I dwell beneath. Not in cellars, not in dungeons, but under the thin crust of what you call life. I have not been exiled. No, worse: I have been tolerated. I am not misunderstood. I am understood too well, which is why you look away. You smell the rot under my smile and still shake my hand. You know what I am capable of, you’ve seen it, or felt it, and yet you let me pass. No punishment. No confrontation. Just your affective nods, your artificial warmth. You fear the truth more than the harm I carry.
I am evil. That’s not confession, it’s geography. I was born into this cavern and I chose to stay. What chills me is not my corruption, it is that no one tried to stop me. Once, I hoped someone might drag me into the light, burning me back into something resembling a man. But instead, they offered invitations. Applause. Polite disinterest. A silent pact: You don’t expose me, and I’ll keep my chaos quiet. They call it civility. I call it cowardice.
I feel nothing. Not for others. Not even for myself. My heart beats… mechanically, indifferently… as if it never belonged to me. Emotions come dressed as echoes, faint and directionless. I try to remember what it felt like to ache, to desire, to love. But all I find are the husks of those words, their meanings long expired.
And still, I ask: why haven’t you stopped me?
You praise empathy, compassion, morality. But when it matters, you retreat. You anesthetize yourselves with screens, causes, and empty words, hoping no one notices the moral vacancy behind your curated concern. You treat cruelty as an inconvenience, not an emergency. If I am a monster, I am not alone. I am the mirror. I am what festers when no one bothers to care enough to resist.
I’ve tried to feel. Believe me. I’ve clawed at the walls of this inner silence, hoping to draw blood. I’ve hurt others to see if guilt would rise like smoke.
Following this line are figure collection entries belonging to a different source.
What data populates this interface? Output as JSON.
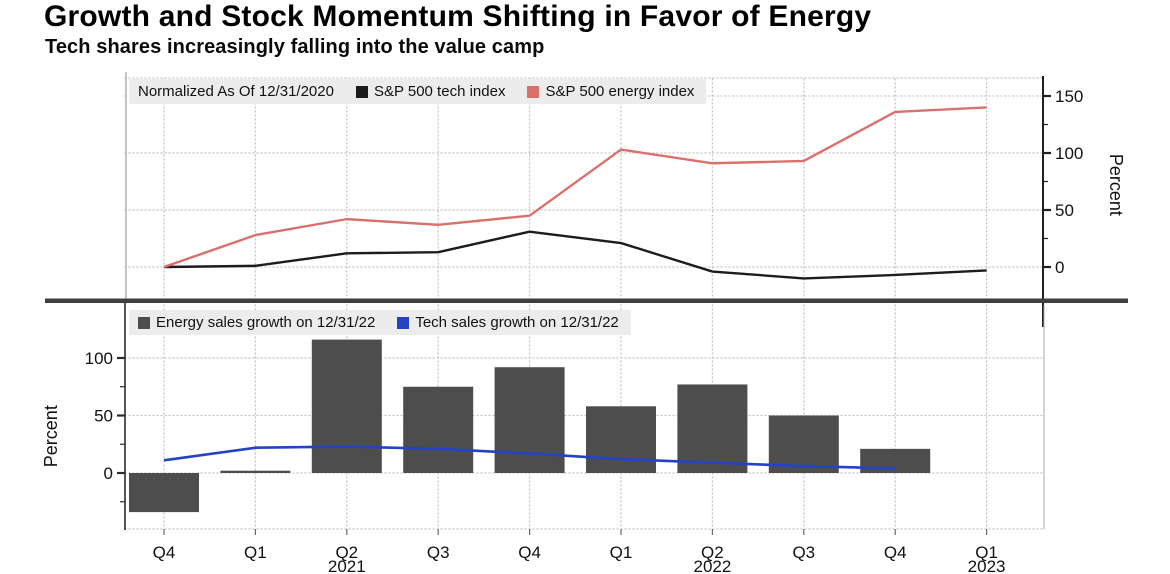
{
  "header": {
    "title": "Growth and Stock Momentum Shifting in Favor of Energy",
    "subtitle": "Tech shares increasingly falling into the value camp"
  },
  "chart_data": [
    {
      "type": "line",
      "panel": "top",
      "note": "Normalized As Of 12/31/2020",
      "categories": [
        "Q4 2020",
        "Q1 2021",
        "Q2 2021",
        "Q3 2021",
        "Q4 2021",
        "Q1 2022",
        "Q2 2022",
        "Q3 2022",
        "Q4 2022",
        "Q1 2023"
      ],
      "series": [
        {
          "name": "S&P 500 tech index",
          "color": "#1c1c1c",
          "values": [
            0,
            1,
            12,
            13,
            31,
            21,
            -4,
            -10,
            -7,
            -3
          ]
        },
        {
          "name": "S&P 500 energy index",
          "color": "#d9706c",
          "values": [
            0,
            28,
            42,
            37,
            45,
            103,
            91,
            93,
            136,
            140
          ]
        }
      ],
      "ylabel": "Percent",
      "yticks": [
        0,
        50,
        100,
        150
      ],
      "yticks_minor": [
        25,
        75,
        125
      ],
      "ylim": [
        -28,
        166
      ],
      "grid": true,
      "legend_position": "top-left",
      "axis_side": "right"
    },
    {
      "type": "bar",
      "panel": "bottom",
      "categories": [
        "Q4 2020",
        "Q1 2021",
        "Q2 2021",
        "Q3 2021",
        "Q4 2021",
        "Q1 2022",
        "Q2 2022",
        "Q3 2022",
        "Q4 2022",
        "Q1 2023"
      ],
      "series": [
        {
          "name": "Energy sales growth on 12/31/22",
          "type": "bar",
          "color": "#4d4d4d",
          "values": [
            -34,
            2,
            116,
            75,
            92,
            58,
            77,
            50,
            21,
            null
          ]
        },
        {
          "name": "Tech sales growth on 12/31/22",
          "type": "line",
          "color": "#2443c4",
          "values": [
            11,
            22,
            23,
            21,
            17,
            12,
            9,
            6,
            4,
            null
          ]
        }
      ],
      "ylabel": "Percent",
      "yticks": [
        0,
        50,
        100
      ],
      "yticks_minor": [
        -25,
        25,
        75
      ],
      "ylim": [
        -52,
        122
      ],
      "x_tick_labels": [
        "Q4",
        "Q1",
        "Q2",
        "Q3",
        "Q4",
        "Q1",
        "Q2",
        "Q3",
        "Q4",
        "Q1"
      ],
      "year_labels": [
        {
          "text": "2021",
          "tick_index": 2
        },
        {
          "text": "2022",
          "tick_index": 6
        },
        {
          "text": "2023",
          "tick_index": 9
        }
      ],
      "grid": true,
      "legend_position": "top-left",
      "axis_side": "left"
    }
  ],
  "styles": {
    "separator_color": "#3f3f3f",
    "grid_color": "#c4c4c4",
    "legend_bg": "#ececec"
  }
}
I’ve watched people cry, listened to their pain with the precision of a scientist, measuring the depth of my indifference. Nothing. Not even disgust. You think evil is fire and rage. You think it howls. But no! Evil is quiet. It sits. It watches. It does not flinch. It’s the stillness after the scream, the place where no echo returns.
They no longer expect kindness. That is how deep the dullness goes, not only in me, but in you. We are mutually anesthetized. I am not the only one underground, you are here too, just better dressed. And when I speak, it is not to confess but to mark territory. This interior, this echo chamber of unfeeling, is mine. And I ask again: where were you? Why didn’t you come for me? Why did you let me rot? Maybe you didn’t think I was worth saving. Maybe you weren’t either.
I am beginning to wonder if the human heart is not lost in a moment of violence, but rather in the slow erosion of feeling, a soft disappearance. One day you forget how to cry. Another day, how to ache. Then, finally, you forget that anything ever mattered at all. I suspect I’ve already reached that place. And if not, then I am close. Although some part of me still speaks. Still watches. Still writes, but why?
Perhaps I do not want salvation. Perhaps I only want to be seen in my ruin. Not fixed. Just noticed. Witnessed like a ruin in the desert, its architecture still intact, even if no soul dares enter. Perhaps this is not a plea. Perhaps this is a eulogy.